Approximately $2.7 billion worth of Bitcoin and Ethereum options will expire on May 24, providing valuable insights into crypto market sentiment. According to a post by Greeks live on X, 21,000 Bitcoin options are set to expire with a put/call ratio of 0.88. This indicates an almost equal balance between buyers and sellers, with a slight tilt towards call options.
Futures Market and Bitcoin
Meanwhile, the maximum liquidation point, representing the price at which most option buyers would incur losses, is at $67,000, corresponding to a nominal value of $1.4 billion. While the expiration of 21,000 contracts is noteworthy, it pales in comparison to the significantly larger event on May 31, when $4.3 billion worth of options will expire, as reported by Deribit.
Deribit data reveals that long positions predominantly control open interest (OI), with a significant amount of $830 million tied to the $70,000 strike price. Moreover, higher strike prices, particularly at the $100,000 level, have substantial OI of $843 million, indicating bullish sentiment among traders.
With an open interest of $388 million, the $60,000 strike price stands out as the most notable for put contracts. This significant OI indicates that many contracts remain unresolved, and the open interest represents the unresolved value of contracts waiting to be settled, revealing that bulls are confident in much higher Bitcoin prices.
Details Attract Attention
The options expiration event is not limited to Bitcoin; significant 350,000 Ethereum contracts representing a notional value of $1.3 billion are also expiring. A put/call ratio of 0.58 and a maximum liquidation point of $3,200 indicate a slightly bullish tone, with more call options expiring than put options.

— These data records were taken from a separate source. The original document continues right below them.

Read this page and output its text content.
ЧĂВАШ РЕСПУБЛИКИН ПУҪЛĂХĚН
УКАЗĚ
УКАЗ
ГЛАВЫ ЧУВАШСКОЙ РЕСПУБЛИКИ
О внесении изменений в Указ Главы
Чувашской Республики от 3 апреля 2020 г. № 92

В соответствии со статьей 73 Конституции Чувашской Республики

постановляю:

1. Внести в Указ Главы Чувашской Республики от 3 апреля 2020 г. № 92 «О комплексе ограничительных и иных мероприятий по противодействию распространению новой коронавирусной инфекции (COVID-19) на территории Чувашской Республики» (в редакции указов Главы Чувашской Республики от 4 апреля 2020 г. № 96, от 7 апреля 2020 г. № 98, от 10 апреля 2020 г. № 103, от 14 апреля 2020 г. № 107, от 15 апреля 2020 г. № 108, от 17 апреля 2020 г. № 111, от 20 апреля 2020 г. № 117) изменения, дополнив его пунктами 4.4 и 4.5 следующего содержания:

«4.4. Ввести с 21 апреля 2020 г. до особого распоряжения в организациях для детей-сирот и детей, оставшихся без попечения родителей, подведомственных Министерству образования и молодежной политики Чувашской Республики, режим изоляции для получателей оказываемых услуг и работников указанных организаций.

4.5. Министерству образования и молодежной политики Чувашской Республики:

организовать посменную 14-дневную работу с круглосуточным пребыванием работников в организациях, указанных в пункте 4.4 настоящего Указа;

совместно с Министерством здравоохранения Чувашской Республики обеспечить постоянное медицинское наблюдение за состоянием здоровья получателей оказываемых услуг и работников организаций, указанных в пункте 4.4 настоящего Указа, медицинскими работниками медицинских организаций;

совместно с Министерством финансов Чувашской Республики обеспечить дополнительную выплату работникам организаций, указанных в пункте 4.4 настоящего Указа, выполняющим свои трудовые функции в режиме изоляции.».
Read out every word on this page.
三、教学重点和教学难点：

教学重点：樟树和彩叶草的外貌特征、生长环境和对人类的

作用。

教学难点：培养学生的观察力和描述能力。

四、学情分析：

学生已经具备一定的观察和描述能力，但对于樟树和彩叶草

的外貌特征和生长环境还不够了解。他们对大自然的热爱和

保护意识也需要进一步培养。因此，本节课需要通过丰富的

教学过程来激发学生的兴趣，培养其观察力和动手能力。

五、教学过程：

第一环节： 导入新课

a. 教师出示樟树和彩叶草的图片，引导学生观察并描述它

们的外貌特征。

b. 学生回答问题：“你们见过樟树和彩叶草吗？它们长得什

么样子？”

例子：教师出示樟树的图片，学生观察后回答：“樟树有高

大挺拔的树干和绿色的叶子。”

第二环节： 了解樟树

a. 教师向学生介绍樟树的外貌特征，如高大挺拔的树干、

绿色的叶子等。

According to Greeks live’s report, Ethereum recently led a crypto rally with a one-day 20% increase, inspired by progress in the ETF application process. Short-term options show that implied volatility (IV) reached 150% at one point, significantly higher than Bitcoin’s current IV during the same period.
However, the difference between Bitcoin and Ethereum is now evident. While Ethereum’s bullish sentiment remains strong, maintaining high IV levels for each main period is challenging from a market trade and structure perspective. This suggests that calendar spreads might be a better choice. In contrast, Bitcoin appears more balanced between long and short positions, with stronger call selling power.